Assuming you don’t have any anthropods in your tank and, please do your due diligence for the rest of your community fish – This is how you salt your tank.
1 teaspoon of aquarium (or none iodized kosher salt) per 1 gallon of water. Be sure to take into account how much water your substrate, decorations, and plants displace.
Dissolve the salt in some aquarium water before adding it to the tank.
Now if you can’t add salt to your tank because of other fish or shrimp and snails, Consider setting up a small hospital tank. It’s really easy to do, so this article won’t go into the details on that.

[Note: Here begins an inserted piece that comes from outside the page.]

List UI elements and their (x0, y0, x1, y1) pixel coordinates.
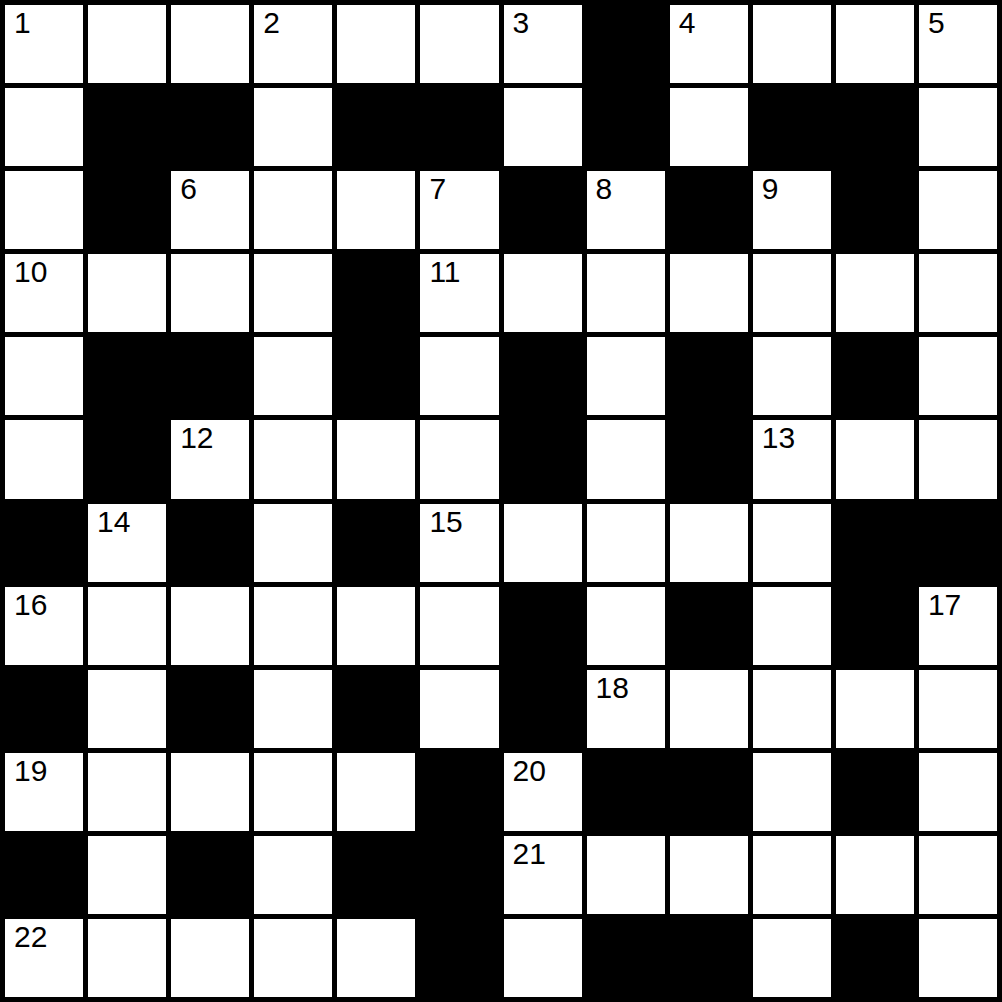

You also have another option.
API mealafix is a commercial fin rot treatment, and it’s basically just a bacteria removal medication. It works really well as a preventative measure before you have an outbreak, or as a cure after all else fails.
It’s composed of 1.0 percent Melaleuca (Tea Tree) oil, water, and an emulsifier to mix the oil in with the water.
Or in other words, a very good anti-bacterial. I definitely suggest using this as a preventative if you can.
There are some other fin rot treatments out there on the market, but they’re basically just more of the same. Salt or medicated food, or liquid. (Most) are safe to use both together as well! Just do your due diligence on whatever you choose to use as some medications DO NOT MIX WITH SALT.
Make sure they can get to the food
Depending on how bad the dorsal fin or other damaged fins are, your fish might have trouble getting around. This is especially true for big-finned fancy guppies.
Even if your fish is only slightly crippled in speed, Too many fish in the tank can cause an issue of not being able to reach the food.
This is especially true for female guppies. Female guppies are much timider than male guppies and may avoid confrontation with other fish. It’s always better to put your female fish into a hospital tank when possible and feed brine shrimp and regular food. Avoid feeding outdated food.
Now you wait
Now that you avoided the possibility of a bacterial infection and any other underlying disease associated with a bacterial infection, And no external organs are protruding from the wounds, your entire tank is clean, or you’ve placed them into a separate tank, the only thing left is to wait.
The hard part is done, and in a few weeks, you will notice your fish’s fins start to heal. Frayed fins will begin to repair themselves and your guppies’ ripped fins will begin to come together.
If the damage is too extensive, can your fish live without its fin if it’s not being repaired? Yes, it can. Plenty of fish do just fine. Guppies losing their fins aren’t the end of the world, in fact, guppies lose their fins all the time due to aggressive fish and still live long lives.
You should consider removing aggressive fish from the tank in the future if this continues to happen, Though.